The 74-year-old took a tumble as he stepped onto St Kilda Rd in Melbourne — suffering a “minor brain trauma” — and was kept overnight in The Alfred hospital for observation.

“I am embarrassed by it. You shouldn’t wear a knee brace and Cuban heels at the same time, but I’ve done it before,” he told reporters on Thursday. “Thank goodness the Uber driver and a passerby called an ambulance, which was here in four minutes. I was unconscious, knocked out, big lump on the back of my head.

“The next thing I knew, I was in The Alfred hospital with lots of tubes coming out of me and metal studs on me for the heart and stuff. They kept me in overnight for observation.”

He was well enough to fly alone to Canberra on Wednesday for a War Memorial event.

Speaking outside his Melbourne home, Senator Hinch said he had not been drunk on Monday, blaming his bad knee, for which he wears a brace, and tiredness for the fall.

“I’m very appreciative to the family of my donor and I’ve met them many times over the years,” he said.

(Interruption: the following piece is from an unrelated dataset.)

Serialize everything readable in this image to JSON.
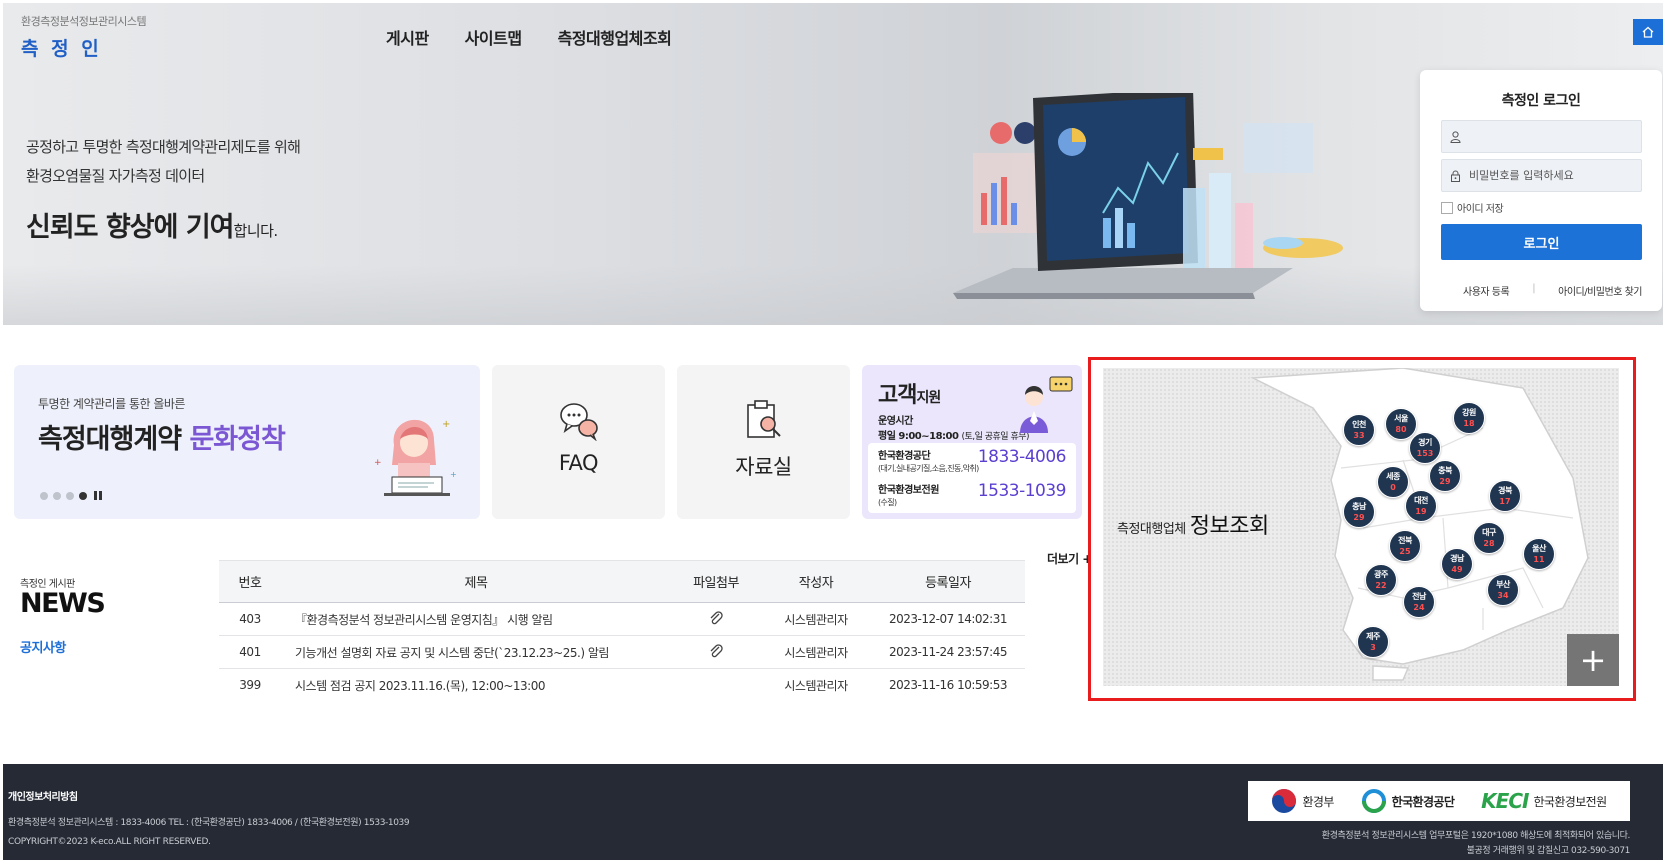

“I’m eternally grateful for it. I didn’t have a drink for five years. “Until I am lying on the slab for the last time, I am here to live my life to the best I can and to the best of my ability. I swore I would never drink again, but you have got to live your life.”

Despite having a liver transplant in 2011, Senator Hinch said his doctors had cleared him to have a few drinks.

“I have a couple glasses of wine a couple of times a week, I water it down,” he said.

“I won’t water down a glass of Grange, that’s a pledge.”

He will have a heart monitor fitted on Thursday to find out if his heart played any part in his collapse.